The £6 billion spending pledge for farmers is some indication of how costly a ‘No deal’ Brexit would be for Britain, but agriculture is only one part of the story. Manufacturing industries, as well as services sectors will also be negatively impacted. This cannot be described as a few ‘hiccups’, in the words of Liz Fraser, it would be more of a ‘toss and tumble’.
[1] For example, in 2017 the EU’s Ad Valorem Equivalent (AVE) MFN tariff was 178% on sugar beet (HS 121291), 173% on whey and modified whey (HS 040410) and over 70% on some frozen bovine meat products (e.g. HS 020230 and 020210) and some milk and cream products (e.g. HS 040140).

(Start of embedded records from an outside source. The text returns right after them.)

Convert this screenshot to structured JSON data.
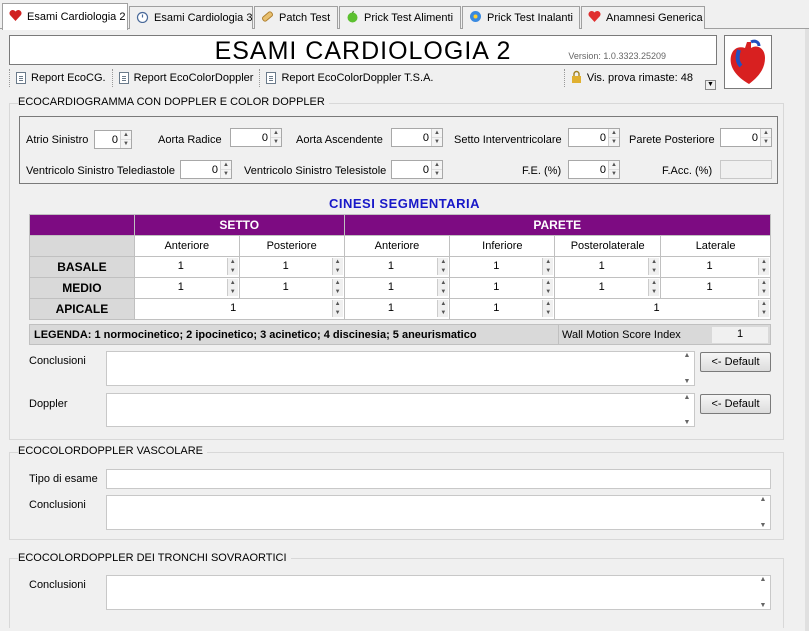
{
  "tabs": [
    {
      "label": "Esami Cardiologia 2",
      "icon": "heart-icon",
      "active": true
    },
    {
      "label": "Esami Cardiologia 3",
      "icon": "stopwatch-icon"
    },
    {
      "label": "Patch Test",
      "icon": "patch-icon"
    },
    {
      "label": "Prick Test Alimenti",
      "icon": "apple-icon"
    },
    {
      "label": "Prick Test Inalanti",
      "icon": "flower-icon"
    },
    {
      "label": "Anamnesi Generica",
      "icon": "heart-icon"
    }
  ],
  "header": {
    "title": "ESAMI CARDIOLOGIA 2",
    "version": "Version: 1.0.3323.25209"
  },
  "toolbar": {
    "items": [
      "Report EcoCG.",
      "Report EcoColorDoppler",
      "Report EcoColorDoppler T.S.A."
    ],
    "trial": "Vis. prova rimaste: 48"
  },
  "eco": {
    "title": "ECOCARDIOGRAMMA CON DOPPLER E COLOR DOPPLER",
    "fields": {
      "atrio": {
        "label": "Atrio Sinistro",
        "value": "0"
      },
      "aorta_radice": {
        "label": "Aorta Radice",
        "value": "0"
      },
      "aorta_asc": {
        "label": "Aorta Ascendente",
        "value": "0"
      },
      "setto": {
        "label": "Setto Interventricolare",
        "value": "0"
      },
      "parete": {
        "label": "Parete Posteriore",
        "value": "0"
      },
      "vst": {
        "label": "Ventricolo Sinistro Telediastole",
        "value": "0"
      },
      "vss": {
        "label": "Ventricolo Sinistro Telesistole",
        "value": "0"
      },
      "fe": {
        "label": "F.E. (%)",
        "value": "0"
      },
      "facc": {
        "label": "F.Acc. (%)",
        "value": ""
      }
    },
    "cinesi": {
      "title": "CINESI  SEGMENTARIA",
      "setto": "SETTO",
      "parete": "PARETE",
      "cols": [
        "Anteriore",
        "Posteriore",
        "Anteriore",
        "Inferiore",
        "Posterolaterale",
        "Laterale"
      ],
      "rows": {
        "basale": {
          "label": "BASALE",
          "values": [
            "1",
            "1",
            "1",
            "1",
            "1",
            "1"
          ]
        },
        "medio": {
          "label": "MEDIO",
          "values": [
            "1",
            "1",
            "1",
            "1",
            "1",
            "1"
          ]
        },
        "apicale": {
          "label": "APICALE",
          "values": [
            "1",
            "1",
            "1",
            "1"
          ]
        }
      },
      "legend": "LEGENDA: 1 normocinetico; 2 ipocinetico; 3 acinetico; 4 discinesia; 5 aneurismatico",
      "wms_label": "Wall Motion Score Index",
      "wms_value": "1"
    },
    "conclusioni_label": "Conclusioni",
    "doppler_label": "Doppler",
    "default_btn": "<- Default"
  },
  "vasc": {
    "title": "ECOCOLORDOPPLER  VASCOLARE",
    "tipo_label": "Tipo di esame",
    "concl_label": "Conclusioni"
  },
  "tsa": {
    "title": "ECOCOLORDOPPLER  DEI TRONCHI SOVRAORTICI",
    "concl_label": "Conclusioni"
  }
}
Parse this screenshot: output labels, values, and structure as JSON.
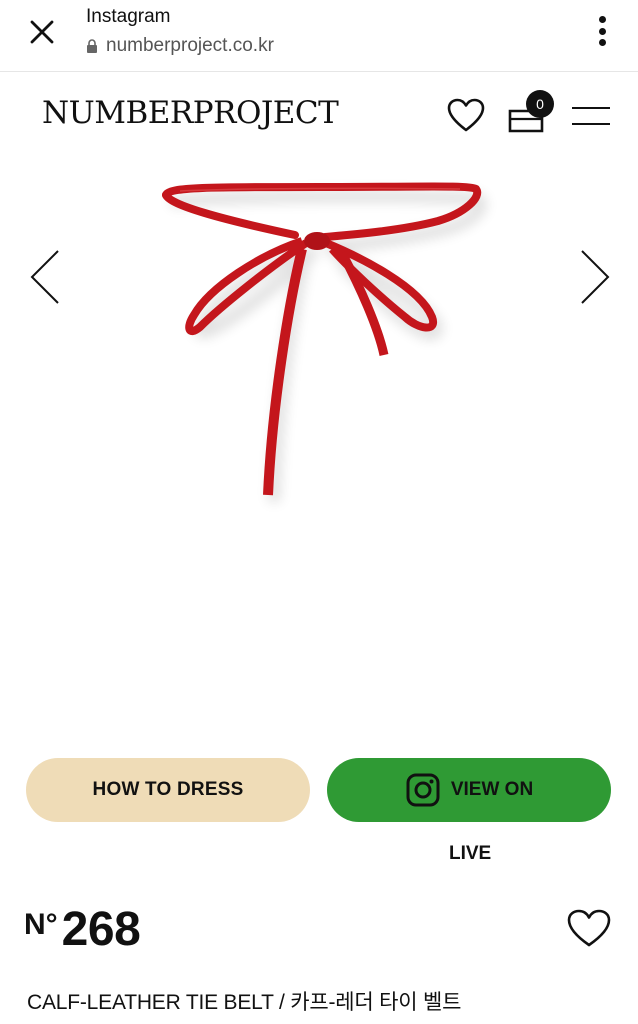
{
  "browser": {
    "title": "Instagram",
    "url": "numberproject.co.kr",
    "close_icon": "close-icon",
    "menu_icon": "kebab-menu-icon"
  },
  "header": {
    "logo": "NUMBERPROJECT",
    "cart_count": "0",
    "icons": [
      "heart-icon",
      "cart-icon",
      "hamburger-menu-icon"
    ]
  },
  "gallery": {
    "image": "red calf-leather tie belt tied in a bow",
    "prev_icon": "chevron-left-icon",
    "next_icon": "chevron-right-icon",
    "belt_color": "#c4161c"
  },
  "actions": {
    "how_to_dress": "HOW TO DRESS",
    "view_on": "VIEW ON",
    "live": "LIVE",
    "how_to_dress_color": "#efdcb7",
    "view_on_color": "#2f9a34"
  },
  "product": {
    "number_prefix": "N°",
    "number": "268",
    "title": "CALF-LEATHER TIE BELT / 카프-레더 타이 벨트"
  }
}
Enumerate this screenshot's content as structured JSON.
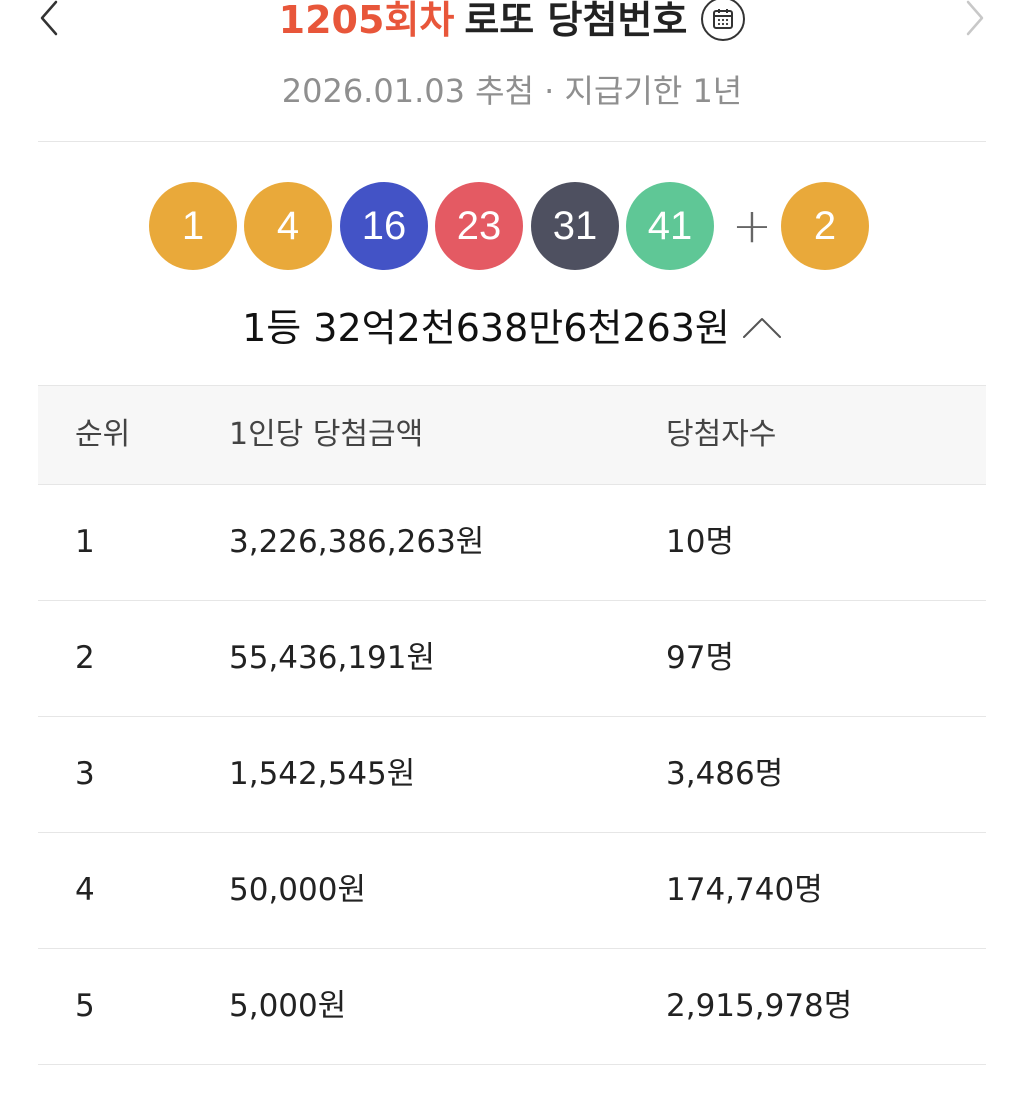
{
  "header": {
    "round_number": "1205회차",
    "title": "로또 당첨번호",
    "subtitle": "2026.01.03 추첨 · 지급기한 1년",
    "prev_icon": "chevron-left-icon",
    "next_icon": "chevron-right-icon",
    "calendar_icon": "calendar-icon"
  },
  "draw": {
    "numbers": [
      {
        "value": "1",
        "color": "#e9a93a"
      },
      {
        "value": "4",
        "color": "#e9a93a"
      },
      {
        "value": "16",
        "color": "#4353c6"
      },
      {
        "value": "23",
        "color": "#e45a63"
      },
      {
        "value": "31",
        "color": "#4e5060"
      },
      {
        "value": "41",
        "color": "#5fc796"
      }
    ],
    "plus": "+",
    "bonus": {
      "value": "2",
      "color": "#e9a93a"
    }
  },
  "first_prize_summary": "1등 32억2천638만6천263원",
  "table": {
    "headers": {
      "rank": "순위",
      "amount": "1인당 당첨금액",
      "winners": "당첨자수"
    },
    "rows": [
      {
        "rank": "1",
        "amount": "3,226,386,263원",
        "winners": "10명"
      },
      {
        "rank": "2",
        "amount": "55,436,191원",
        "winners": "97명"
      },
      {
        "rank": "3",
        "amount": "1,542,545원",
        "winners": "3,486명"
      },
      {
        "rank": "4",
        "amount": "50,000원",
        "winners": "174,740명"
      },
      {
        "rank": "5",
        "amount": "5,000원",
        "winners": "2,915,978명"
      }
    ]
  }
}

[2] Note that this figure is approximate as it has been calculated at the 6-digit level whereas tariffs apply at a more detailed product level. In addition, UK will also face tariffs on exports to those FTA partner countries where the existing agreements have not been rolled over, which has not been included in this analysis.
[3] Calculated at the 8-digit level using EU’s 2017 tariff schedule as a comparison. MFN tariffs are the tariffs that countries levy on imports from those WTO countries with whom there are no preferential trading arrangements.
[4] This calculation is based on imports of agri-food products where the current 6-digit EU MFN tariff is positive, and excludes imports from the EU, all the countries that have an FTA with the EU, and all the current GSP countries. This figure is approximate since some of the FTA agreements might exclude some of these agri-food products.
[5] This is based on applying the simulated percentage change in output from our model, to the level of Gross Value Added as reported in the Annual Business Survey (ONS), and in Agriculture in the United Kingdom (Defra).
[6] It is also important to note that the loss of output is not the same as the loss of welfare, as for that we also need to take into account the impact on consumers and also tariff revenue.
[7] Note: As earlier, some industries may see a gain because increase protection raises domestic output. These are not included in this calculation, although the net effect is only very slightly smaller if these are taken into account because the gains are relatively small.